Let me tell you this one again: A couple of American tourists were strolling down Dublin’s Suffolk Street, trying to decide which of the many fine restaurants they would have sate their educated palate. Suddenly the man sees something in a posh restaurant which grabs his attention. In the window is planted a glass tank full of live crabs, where the diner can choose which crab is next to take a dip into boiling water. He addresses his wife thus: ‘Gee Honey, you have to see this. The water reaches the top of the tank and there is no lid to prevent the crabs getting out of the tank like there is back home. I gotta investigate this one …’
So the American goes inside and meets the manager. ‘Hey, my friend, back in the U.S of A, a restaurateur would have a glass lid on top of that tank to stop the fish going AWOL, so can you tell me, how come your crabs don’s escape?’ The restaurant manager answered thus: ‘Well, Sir, these are all Irish crabs in the tank, and if one of them looks like climbing out, the others will pull him back down!’
Funny – but there is a lot of truth in that parable.
Now first of all, we have to reiterate the fact that Ireland is the best country in the world in which to live – with all due respect to my English and Spanish readers … but without apologies to my American cousins!
But nothing or nowhere is perfect and if illegal refuse dumping is one blot on our idyll, another one is that which you cannot see but can hear. This is the prevalence of the groundless rumour; a lie invented by somebody and sown as a seed among a fertile following.
There are different categories of rumours and at the lower end of the scale there are those minor inaccuracies which are quiet harmless. Somebody overhears a bit of mild gossip and takes it up wrong before passing it on.
At the other extreme is the downright lie; invented and spread with malicious intent. Names and detail are added to give the story the stamp of authenticity. If the name of an auctioneer, solicitor or clergyman can be added to the mix there is a good chance that the story will stick.
Inventing or spreading rumours is a first cousin of begrudgery. This ploy has been known to be used by a business rival in the hope that it will damage the competitor. A nod and a wink and ‘I hear’ is all that is needed to sow the seed and from there the ever-willing foot soldiers will do the devil’s work. Just throw it out there and let it spread like chaff in ‘The Idiot Wind.’
Most people who start or embellish rumours do so because they have nothing better to do. They feel that this ability to command attention, belittle somebody and perhaps get a laugh at someone’s expense – always someone who isn’t there to defend themselves with the truth; makes the rumour-monger more likeable and wanted. The other cousin of rumour-mongering is jealousy. These people cannot be you, they resent the object of their ridicule and believe they are raising themselves up by trying to pull down the victim of their story.
‘Misery Loves Company ’and ‘birds of a feather will flock together’ – and all that jazz.
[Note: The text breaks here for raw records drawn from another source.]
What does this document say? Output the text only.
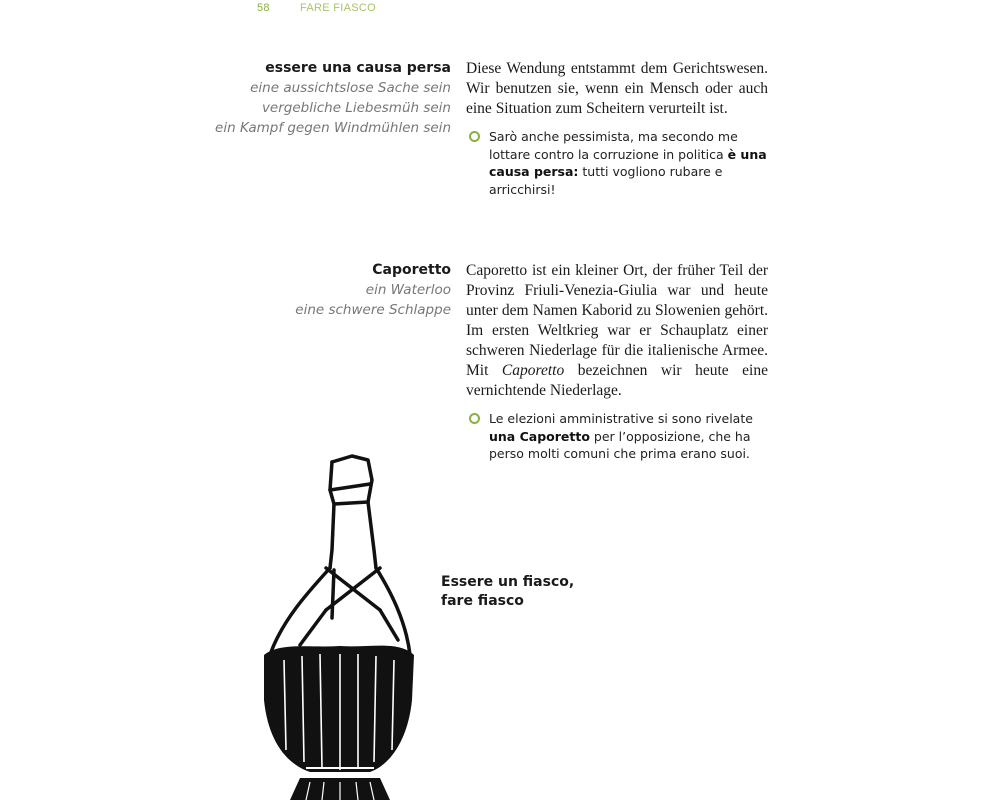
58	FARE FIASCO
essere una causa persa
eine aussichtslose Sache sein
vergebliche Liebesmüh sein
ein Kampf gegen Windmühlen sein
Diese Wendung entstammt dem Gerichtswesen. Wir benutzen sie, wenn ein Mensch oder auch eine Situation zum Scheitern verurteilt ist.
Sarò anche pessimista, ma secondo me lottare contro la corruzione in politica è una causa persa: tutti vogliono rubare e arricchirsi!
Caporetto
ein Waterloo
eine schwere Schlappe
Caporetto ist ein kleiner Ort, der früher Teil der Provinz Friuli-Venezia-Giulia war und heute unter dem Namen Kaborid zu Slowenien gehört. Im ersten Weltkrieg war er Schauplatz einer schweren Niederlage für die italienische Armee. Mit Caporetto bezeichnen wir heute eine vernichtende Niederlage.
Le elezioni amministrative si sono rivelate una Caporetto per l’opposizione, che ha perso molti comuni che prima erano suoi.
Essere un fiasco,
fare fiasco
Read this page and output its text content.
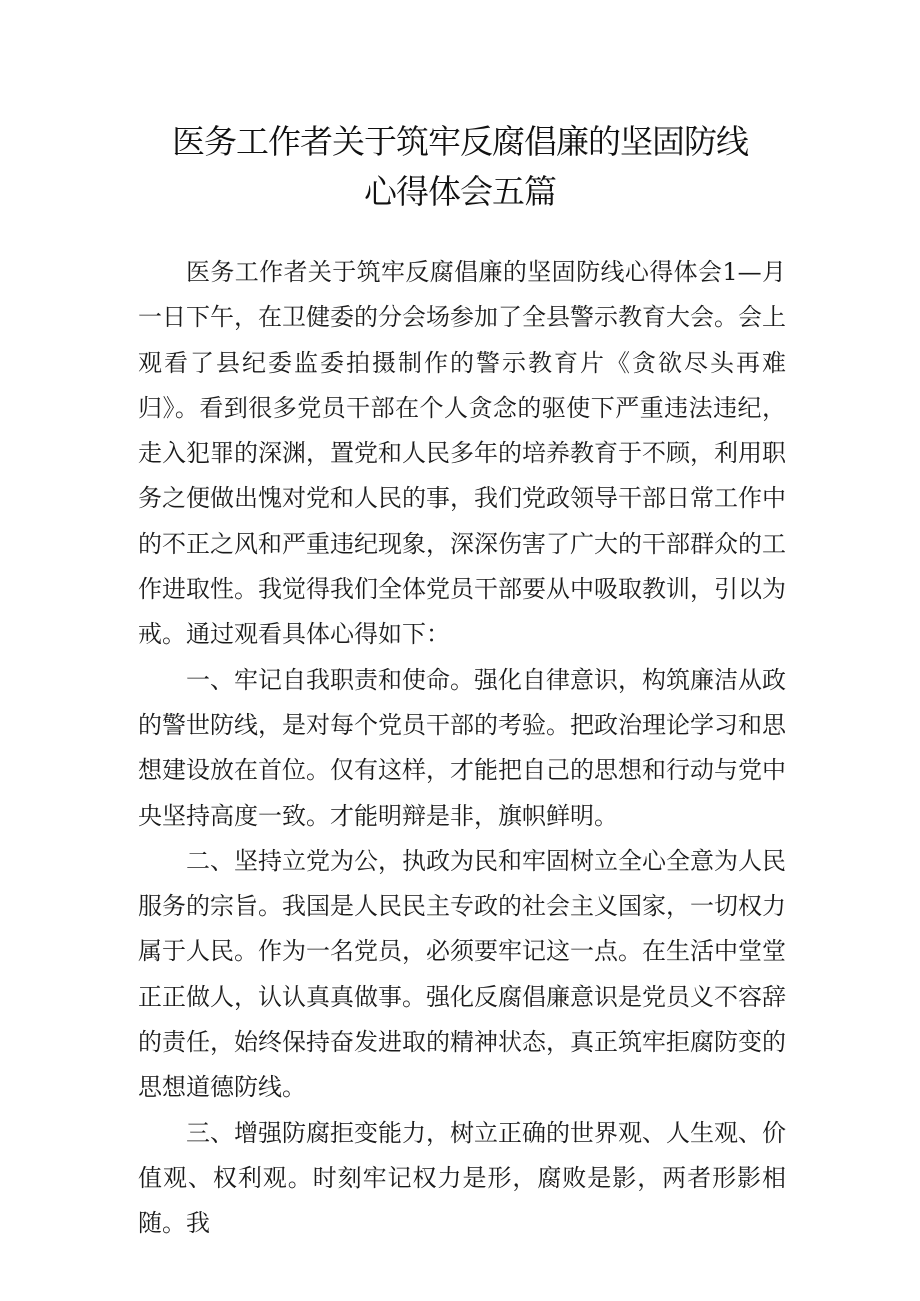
医务工作者关于筑牢反腐倡廉的坚固防线
心得体会五篇

医务工作者关于筑牢反腐倡廉的坚固防线心得体会1—月一日下午，在卫健委的分会场参加了全县警示教育大会。会上观看了县纪委监委拍摄制作的警示教育片《贪欲尽头再难归》。看到很多党员干部在个人贪念的驱使下严重违法违纪，走入犯罪的深渊，置党和人民多年的培养教育于不顾，利用职务之便做出愧对党和人民的事，我们党政领导干部日常工作中的不正之风和严重违纪现象，深深伤害了广大的干部群众的工作进取性。我觉得我们全体党员干部要从中吸取教训，引以为戒。通过观看具体心得如下：

一、牢记自我职责和使命。强化自律意识，构筑廉洁从政的警世防线，是对每个党员干部的考验。把政治理论学习和思想建设放在首位。仅有这样，才能把自己的思想和行动与党中央坚持高度一致。才能明辩是非，旗帜鲜明。

二、坚持立党为公，执政为民和牢固树立全心全意为人民服务的宗旨。我国是人民民主专政的社会主义国家，一切权力属于人民。作为一名党员，必须要牢记这一点。在生活中堂堂正正做人，认认真真做事。强化反腐倡廉意识是党员义不容辞的责任，始终保持奋发进取的精神状态，真正筑牢拒腐防变的思想道德防线。

三、增强防腐拒变能力，树立正确的世界观、人生观、价值观、权利观。时刻牢记权力是形，腐败是影，两者形影相随。我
The thing about the rumour mill workers is that they have to stick together. They all know that if one of then gets separated from the pack; he or she will then become a possible candidate for a bit of oul back-biting and a ‘there could be something to it!’
The classic example of the rumour mill feeder is one who feels insecure, low self-esteem, angry at the world – and top of the list, jealousy of others. A little further down the chain there is the link who do it because they enjoy the illusion of being ‘in the know.’ All those who spread lies are nothing more than dysfunctional misfits who can never be trusted by anyone. When one strand of their story is proven to be false, the story gets changed – starting with a ‘Yea … but …’
‘That’s what I was told’, was the answer a man made me one time in Spain when I confronted him about telling the ludicrous lie that my pub was being investigated by CAB. ‘THAT’S WHAT I WAS TOLD!!’ And that was meant to excuse and be a reason for spreading a malicious rumour? But you cannot reason with these people – so we, ‘the doers’ will get on with doing … because, ‘if it weren’t for the doers, the critics would be out of business!’
A funny thing about this country is that the penalty for telling the truth can be greater than for spreading the worst lie!
Experience makes a person better or bitter.